Jean-Pascal Darriet, directeur général de Lydec, a déclaré en marge de l’événement : « L’Université des Sciences Aïn Chock a eu l’initiative heureuse de mobiliser un groupe de travail sur la sensibilisation au stress hydrique dans le but de rassembler toutes les parties prenantes pour lutter contre ce problème. En tant que DG de Lydec, j’ai apporté une contribution et un éclairage sur la manière dont un distributeur d’une grande ville comme Casablanca vit le stress hydrique et répond par la mobilisation et l’accès aux techniques de consommation d’eau. »
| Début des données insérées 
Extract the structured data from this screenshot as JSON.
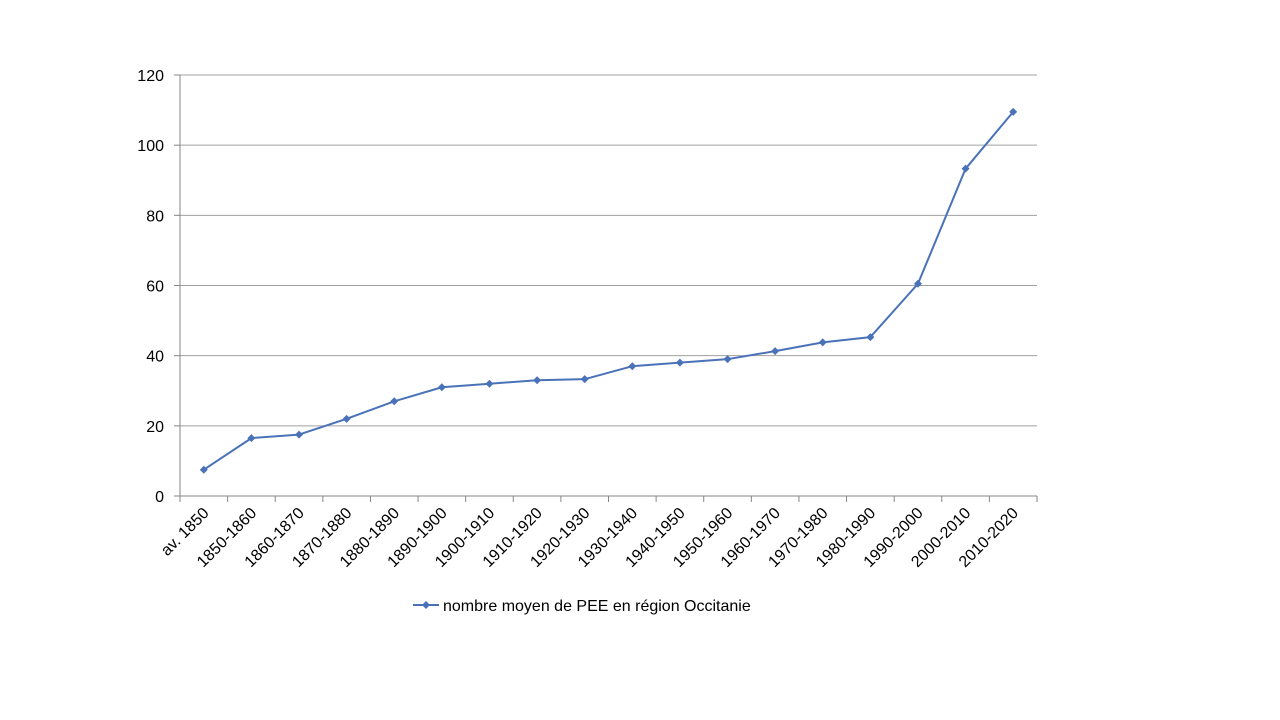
{
  "chart_data": {
    "type": "line",
    "categories": [
      "av. 1850",
      "1850-1860",
      "1860-1870",
      "1870-1880",
      "1880-1890",
      "1890-1900",
      "1900-1910",
      "1910-1920",
      "1920-1930",
      "1930-1940",
      "1940-1950",
      "1950-1960",
      "1960-1970",
      "1970-1980",
      "1980-1990",
      "1990-2000",
      "2000-2010",
      "2010-2020"
    ],
    "series": [
      {
        "name": "nombre moyen de PEE en région Occitanie",
        "values": [
          7.5,
          16.5,
          17.5,
          22,
          27,
          31,
          32,
          33,
          33.3,
          37,
          38,
          39,
          41.3,
          43.8,
          45.3,
          60.5,
          93.3,
          109.5
        ],
        "color": "#4a72b8",
        "marker": "diamond"
      }
    ],
    "title": "",
    "xlabel": "",
    "ylabel": "",
    "ylim": [
      0,
      120
    ],
    "yticks": [
      0,
      20,
      40,
      60,
      80,
      100,
      120
    ],
    "grid": "horizontal",
    "legend_position": "bottom",
    "gridline_color": "#a0a0a0",
    "axis_color": "#868686"
  }
}
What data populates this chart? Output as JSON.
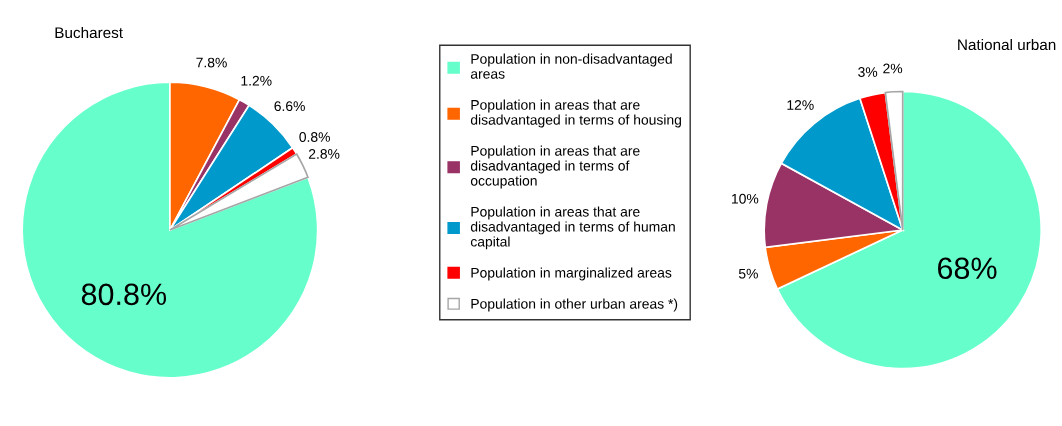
{
  "chart_data": [
    {
      "type": "pie",
      "title": "Bucharest",
      "categories": [
        "Population in non-disadvantaged areas",
        "Population in areas that are disadvantaged in terms of housing",
        "Population in areas that are disadvantaged in terms of occupation",
        "Population in areas that are disadvantaged in terms of human capital",
        "Population in marginalized areas",
        "Population in other urban areas *)"
      ],
      "values": [
        80.8,
        7.8,
        1.2,
        6.6,
        0.8,
        2.8
      ],
      "value_labels": [
        "80.8%",
        "7.8%",
        "1.2%",
        "6.6%",
        "0.8%",
        "2.8%"
      ],
      "colors": [
        "#66ffcc",
        "#ff6600",
        "#993366",
        "#0099cc",
        "#ff0000",
        "#ffffff"
      ],
      "legend": "right"
    },
    {
      "type": "pie",
      "title": "National urban",
      "categories": [
        null,
        null,
        null,
        null,
        null,
        null
      ],
      "values": [
        68,
        5,
        10,
        12,
        3,
        2
      ],
      "value_labels": [
        "68%",
        "5%",
        "10%",
        "12%",
        "3%",
        "2%"
      ],
      "colors": [
        "#66ffcc",
        "#ff6600",
        "#993366",
        "#0099cc",
        "#ff0000",
        "#ffffff"
      ]
    }
  ]
}
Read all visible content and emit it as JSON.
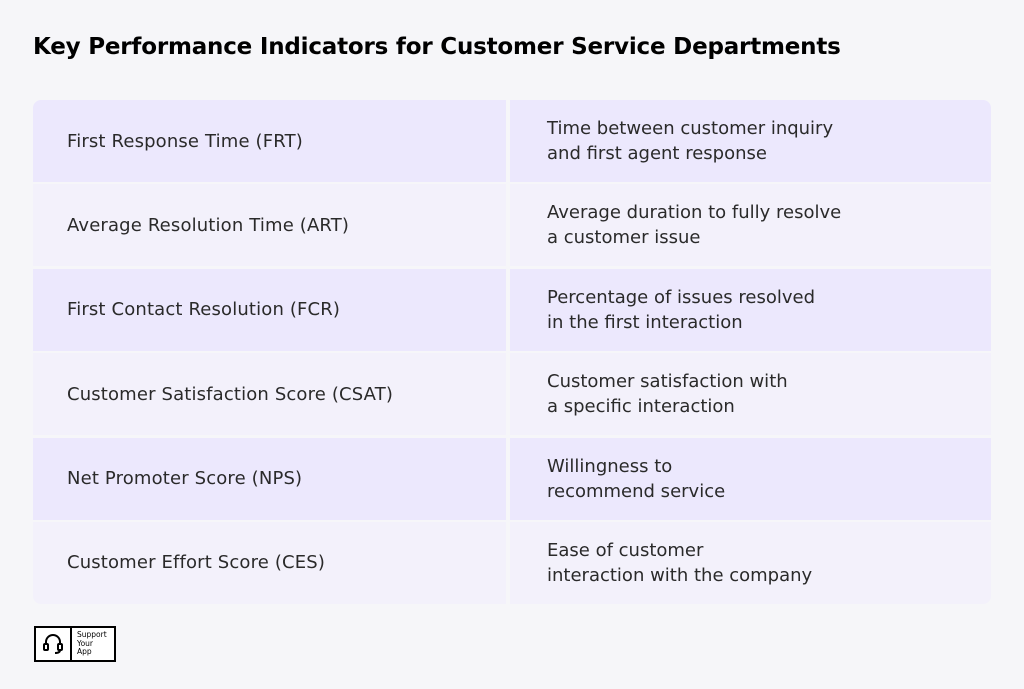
{
  "page": {
    "title": "Key Performance Indicators for Customer Service Departments"
  },
  "table": {
    "rows": [
      {
        "name": "First Response Time (FRT)",
        "description": "Time between customer inquiry\nand first agent response"
      },
      {
        "name": "Average Resolution Time (ART)",
        "description": "Average duration to fully resolve\na customer issue"
      },
      {
        "name": "First Contact Resolution (FCR)",
        "description": "Percentage of issues resolved\nin the first interaction"
      },
      {
        "name": "Customer Satisfaction Score (CSAT)",
        "description": "Customer satisfaction with\na specific interaction"
      },
      {
        "name": "Net Promoter Score (NPS)",
        "description": "Willingness to\nrecommend service"
      },
      {
        "name": "Customer Effort Score (CES)",
        "description": "Ease of customer\ninteraction with the company"
      }
    ],
    "colors": {
      "odd_row": "#ece8fd",
      "even_row": "#f3f1fb",
      "page_background": "#f6f6f9"
    }
  },
  "logo": {
    "text": "Support\nYour\nApp",
    "icon": "headset-icon"
  }
}
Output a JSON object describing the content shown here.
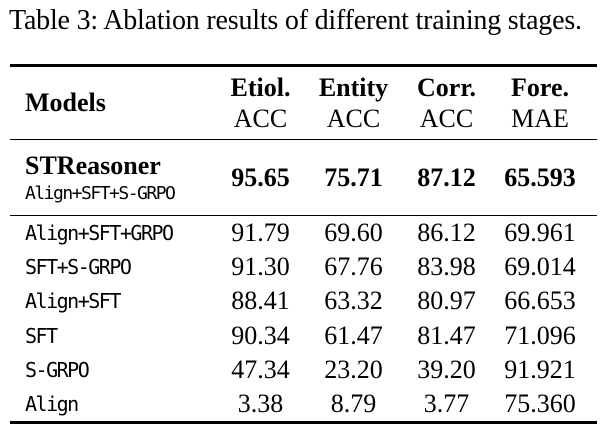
{
  "caption": "Table 3: Ablation results of different training stages.",
  "colors": {
    "text": "#000000",
    "background": "#ffffff",
    "rule": "#000000"
  },
  "table": {
    "header": {
      "models": "Models",
      "columns": [
        {
          "metric": "Etiol.",
          "measure": "ACC"
        },
        {
          "metric": "Entity",
          "measure": "ACC"
        },
        {
          "metric": "Corr.",
          "measure": "ACC"
        },
        {
          "metric": "Fore.",
          "measure": "MAE"
        }
      ]
    },
    "highlight": {
      "name": "STReasoner",
      "stages": "Align+SFT+S-GRPO",
      "values": [
        "95.65",
        "75.71",
        "87.12",
        "65.593"
      ]
    },
    "rows": [
      {
        "name": "Align+SFT+GRPO",
        "values": [
          "91.79",
          "69.60",
          "86.12",
          "69.961"
        ]
      },
      {
        "name": "SFT+S-GRPO",
        "values": [
          "91.30",
          "67.76",
          "83.98",
          "69.014"
        ]
      },
      {
        "name": "Align+SFT",
        "values": [
          "88.41",
          "63.32",
          "80.97",
          "66.653"
        ]
      },
      {
        "name": "SFT",
        "values": [
          "90.34",
          "61.47",
          "81.47",
          "71.096"
        ]
      },
      {
        "name": "S-GRPO",
        "values": [
          "47.34",
          "23.20",
          "39.20",
          "91.921"
        ]
      },
      {
        "name": "Align",
        "values": [
          "3.38",
          "8.79",
          "3.77",
          "75.360"
        ]
      }
    ]
  }
}
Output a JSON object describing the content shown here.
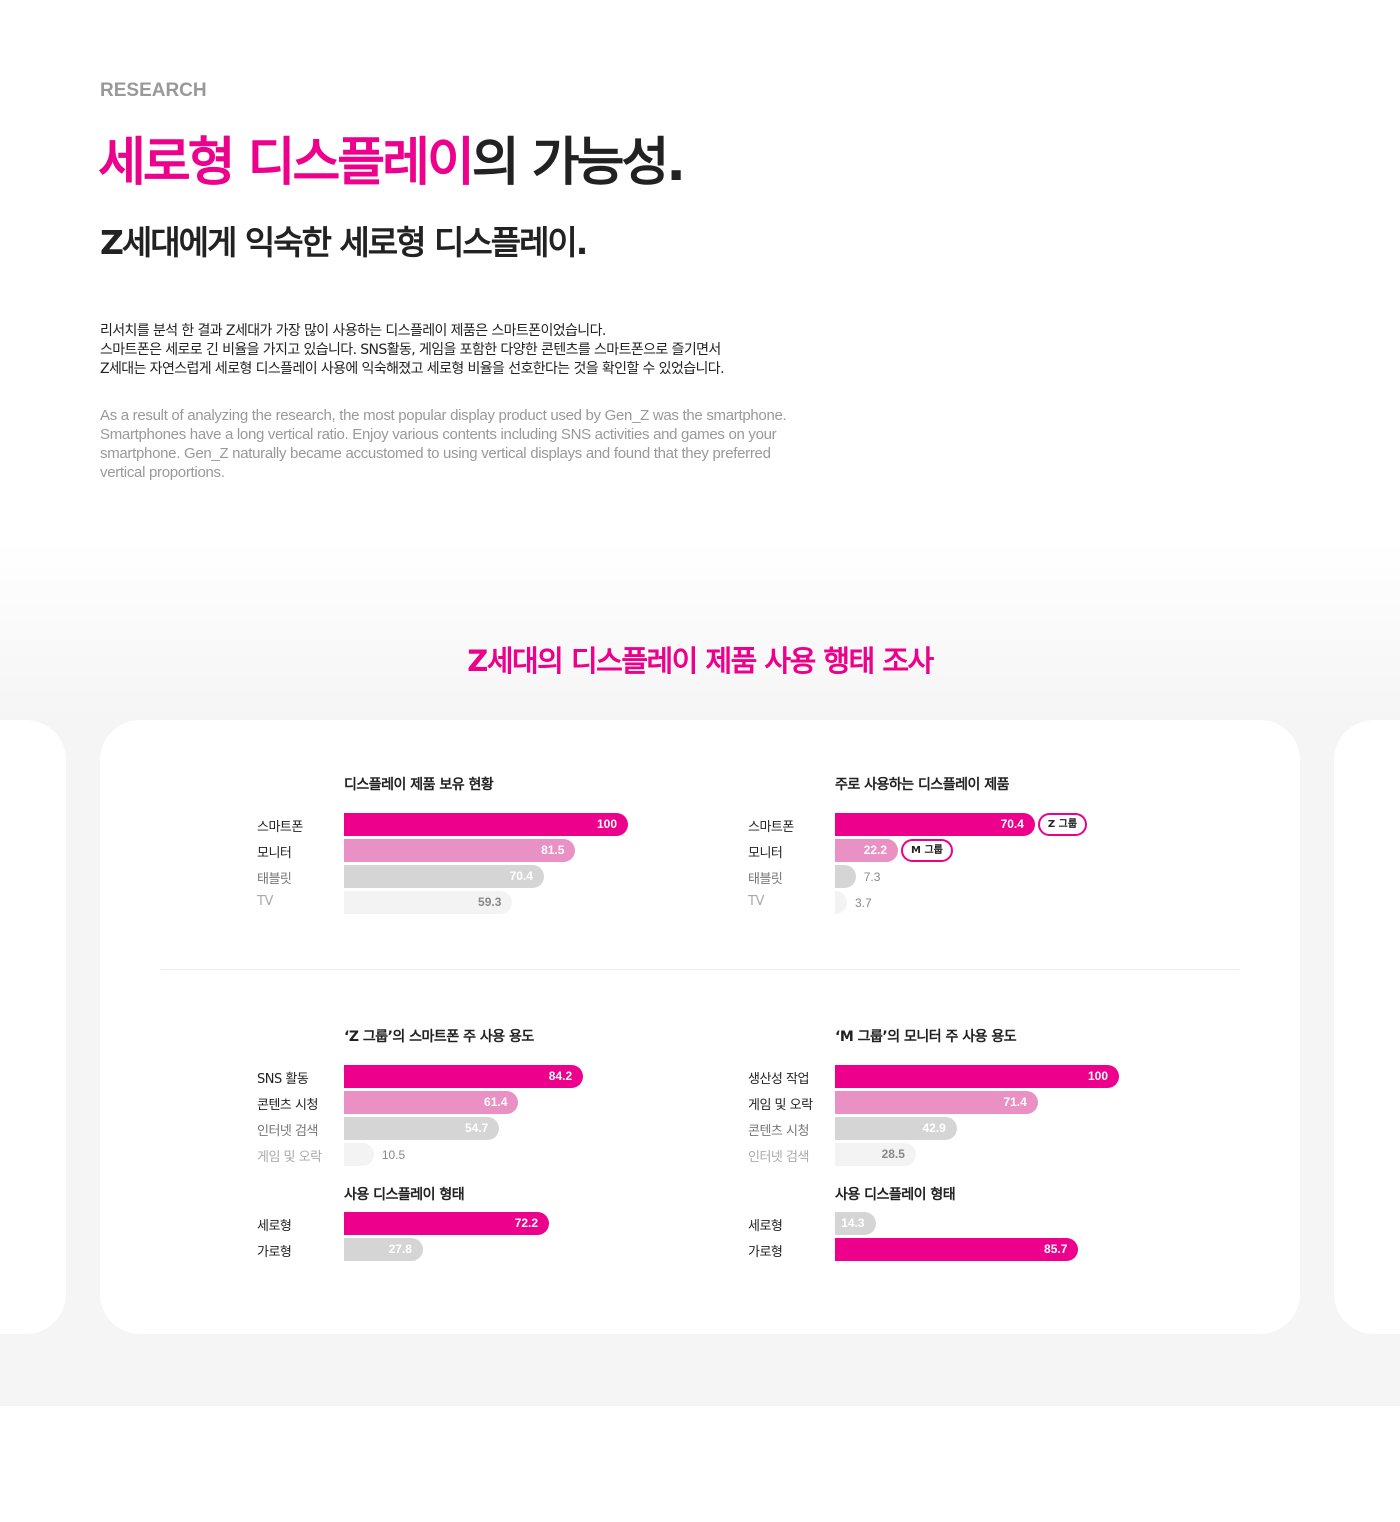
{
  "header": {
    "kicker": "RESEARCH",
    "title_highlight": "세로형 디스플레이",
    "title_rest": "의 가능성.",
    "subtitle": "Z세대에게 익숙한 세로형 디스플레이.",
    "body_kr": [
      "리서치를 분석 한 결과 Z세대가 가장 많이 사용하는 디스플레이 제품은 스마트폰이었습니다.",
      "스마트폰은 세로로 긴 비율을 가지고 있습니다. SNS활동, 게임을 포함한 다양한 콘텐츠를 스마트폰으로 즐기면서",
      "Z세대는 자연스럽게 세로형 디스플레이 사용에 익숙해졌고 세로형 비율을 선호한다는 것을 확인할 수 있었습니다."
    ],
    "body_en": "As a result of analyzing the research, the most popular display product used by Gen_Z was the smartphone. Smartphones have a long vertical ratio. Enjoy various contents including SNS activities and games on your smartphone. Gen_Z naturally became accustomed to using vertical displays and found that they preferred vertical proportions."
  },
  "section_title": "Z세대의 디스플레이 제품 사용 행태 조사",
  "colors": {
    "accent": "#ec008c",
    "secondary": "#e991c4",
    "tertiary": "#d5d5d5",
    "quaternary": "#f3f3f3"
  },
  "chart_data": [
    {
      "type": "bar",
      "orientation": "horizontal",
      "title": "디스플레이 제품 보유 현황",
      "xlim": [
        0,
        100
      ],
      "categories": [
        "스마트폰",
        "모니터",
        "태블릿",
        "TV"
      ],
      "values": [
        100,
        81.5,
        70.4,
        59.3
      ],
      "tiers": [
        "accent",
        "secondary",
        "tertiary",
        "quaternary"
      ],
      "badges": [
        null,
        null,
        null,
        null
      ]
    },
    {
      "type": "bar",
      "orientation": "horizontal",
      "title": "주로 사용하는 디스플레이 제품",
      "xlim": [
        0,
        100
      ],
      "categories": [
        "스마트폰",
        "모니터",
        "태블릿",
        "TV"
      ],
      "values": [
        70.4,
        22.2,
        7.3,
        3.7
      ],
      "tiers": [
        "accent",
        "secondary",
        "tertiary",
        "quaternary"
      ],
      "badges": [
        "Z 그룹",
        "M 그룹",
        null,
        null
      ]
    },
    {
      "type": "bar",
      "orientation": "horizontal",
      "title": "‘Z 그룹’의 스마트폰 주 사용 용도",
      "xlim": [
        0,
        100
      ],
      "categories": [
        "SNS 활동",
        "콘텐츠 시청",
        "인터넷 검색",
        "게임 및 오락"
      ],
      "values": [
        84.2,
        61.4,
        54.7,
        10.5
      ],
      "tiers": [
        "accent",
        "secondary",
        "tertiary",
        "quaternary"
      ],
      "badges": [
        null,
        null,
        null,
        null
      ]
    },
    {
      "type": "bar",
      "orientation": "horizontal",
      "title": "‘M 그룹’의 모니터 주 사용 용도",
      "xlim": [
        0,
        100
      ],
      "categories": [
        "생산성 작업",
        "게임 및 오락",
        "콘텐츠 시청",
        "인터넷 검색"
      ],
      "values": [
        100,
        71.4,
        42.9,
        28.5
      ],
      "tiers": [
        "accent",
        "secondary",
        "tertiary",
        "quaternary"
      ],
      "badges": [
        null,
        null,
        null,
        null
      ]
    },
    {
      "type": "bar",
      "orientation": "horizontal",
      "title": "사용 디스플레이 형태",
      "xlim": [
        0,
        100
      ],
      "categories": [
        "세로형",
        "가로형"
      ],
      "values": [
        72.2,
        27.8
      ],
      "tiers": [
        "accent",
        "tertiary"
      ],
      "badges": [
        null,
        null
      ]
    },
    {
      "type": "bar",
      "orientation": "horizontal",
      "title": "사용 디스플레이 형태",
      "xlim": [
        0,
        100
      ],
      "categories": [
        "세로형",
        "가로형"
      ],
      "values": [
        14.3,
        85.7
      ],
      "tiers": [
        "tertiary",
        "accent"
      ],
      "badges": [
        null,
        null
      ]
    }
  ]
}
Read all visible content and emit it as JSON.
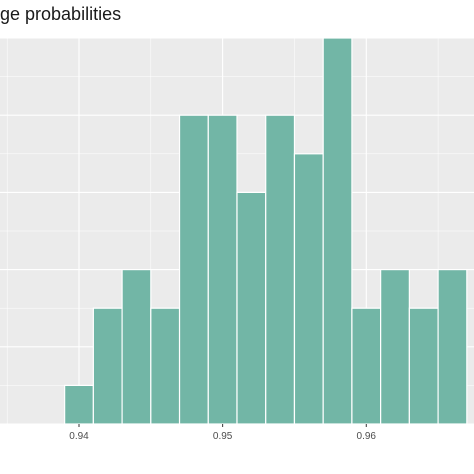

 « Je pense que c’est une manière de contribuer à l’effort général que doivent mener les distributeurs. C’est l’occasion de féliciter l’université pour cette initiative. Elle s’inscrit dans le cadre de la sensibilisation que nous devons tous adopter : la guerre contre le stress hydrique est une guerre que nous allons gagner en mobilisant toutes les parties prenantes. Un grand effort est mené au niveau central avec le plan national de l’eau et les efforts colossaux pour augmenter la production d’eau conventionnelle et assurer un relais par les sources non conventionnelles. Mais au-delà de cela, c’est l’effort de tout le monde, un changement des pratiques, et la prise de conscience que l’eau est un bien précieux et rare », a-t-il conclu.

Faycal Taghlabi, responsable du département performance réseau de Lydec, a centré son intervention sur les performances et les chiffres de Lydec. « Aujourd’hui, nous avons participé à une journée d’échanges organisée par la Faculté des sciences juridiques. Notre message à l’attention des étudiants était de souligner l’engagement de Lydec pour préserver les ressources. »

« J’ai présenté les dernières technologies utilisées par Lydec, notamment les appareils de recherche de filtres acoustiques et les capteurs développés ces deux dernières années pour préserver les ressources, surtout dans un contexte de stress hydrique », a-t-il ajouté.

« J’ai également partagé les derniers chiffres que nous avons calculés ces deux dernières années, mettant en avant les efforts de Lydec pour préserver les ressources, même lors de l’achat d’eau. Par exemple, en 2022, nous avions prévu d’acheter un volume d’eau équivalant à 226 millions de m³, mais nous n’en avons acheté que 217 millions de m³, réalisant ainsi une économie de 9 millions de m³ » a-t-il illustré.

« En 2023, nous devrions acheter environ 232 millions de m³ d’eau. Nous en avons acheté 222 millions de m³, réalisant ainsi un gain de 10 millions de m³. Cela montre nos efforts pour préserver les ressources. J’ai aussi présenté les initiatives de Lydec en termes d’économie d’eau, en lien avec la thématique de la préservation des ressources », a-t-il expliqué en détail.

« En 2023, nous avons pu économiser près de 10 millions de m³, ce qui se traduit par une amélioration de 3 points de rendement. J’ai également présenté le nombre de kilomètres de réseau inspectés par Lydec pour la recharge des filtres, qui équivaut à pratiquement deux fois la longueur du réseau de Casablanca. Sachant que Casablanca couvre 7 000 km, nous avons prospecté près de 17 000 km en 2023 », argumenté.

« J’ai également mentionné le nombre de fuites détectées au cours de l’année 2023, qui s’élève à près de 20 000 fuites, principalement au niveau des conduites. En dernier lieu, j’ai souligné les efforts de Lydec en matière de recherche des filtres pour les grandes canalisations. Cette année-là, nous avons doublé notre capacité de recherche de filtres pour les grosses canalisations. Aujourd’hui, nous passons de 40 à 80 km pour un gain mesuré de près de 700 000 m³, ce qui équivaut à un jour de consommation de pointe pour la ville de Casablanca », a-t-il renchéri.

« Nous avons saisi cette journée pour transmettre des messages aux étudiants afin qu’ils deviennent des ambassadeurs de cette cause, et pour qu’ils soient sensibilisés à la thématique de l’économie d’eau, particulièrement dans ce contexte de stress hydrique. Nous avons également souligné qu’aujourd’hui, chacun peut contribuer en développant des recherches dans ce domaine. Pourquoi ne pas envisager des conventions et des partenariats avec des laboratoires concernant cette thématique de recherche et de préservation des ressources en eau ? », a-t-il conclu.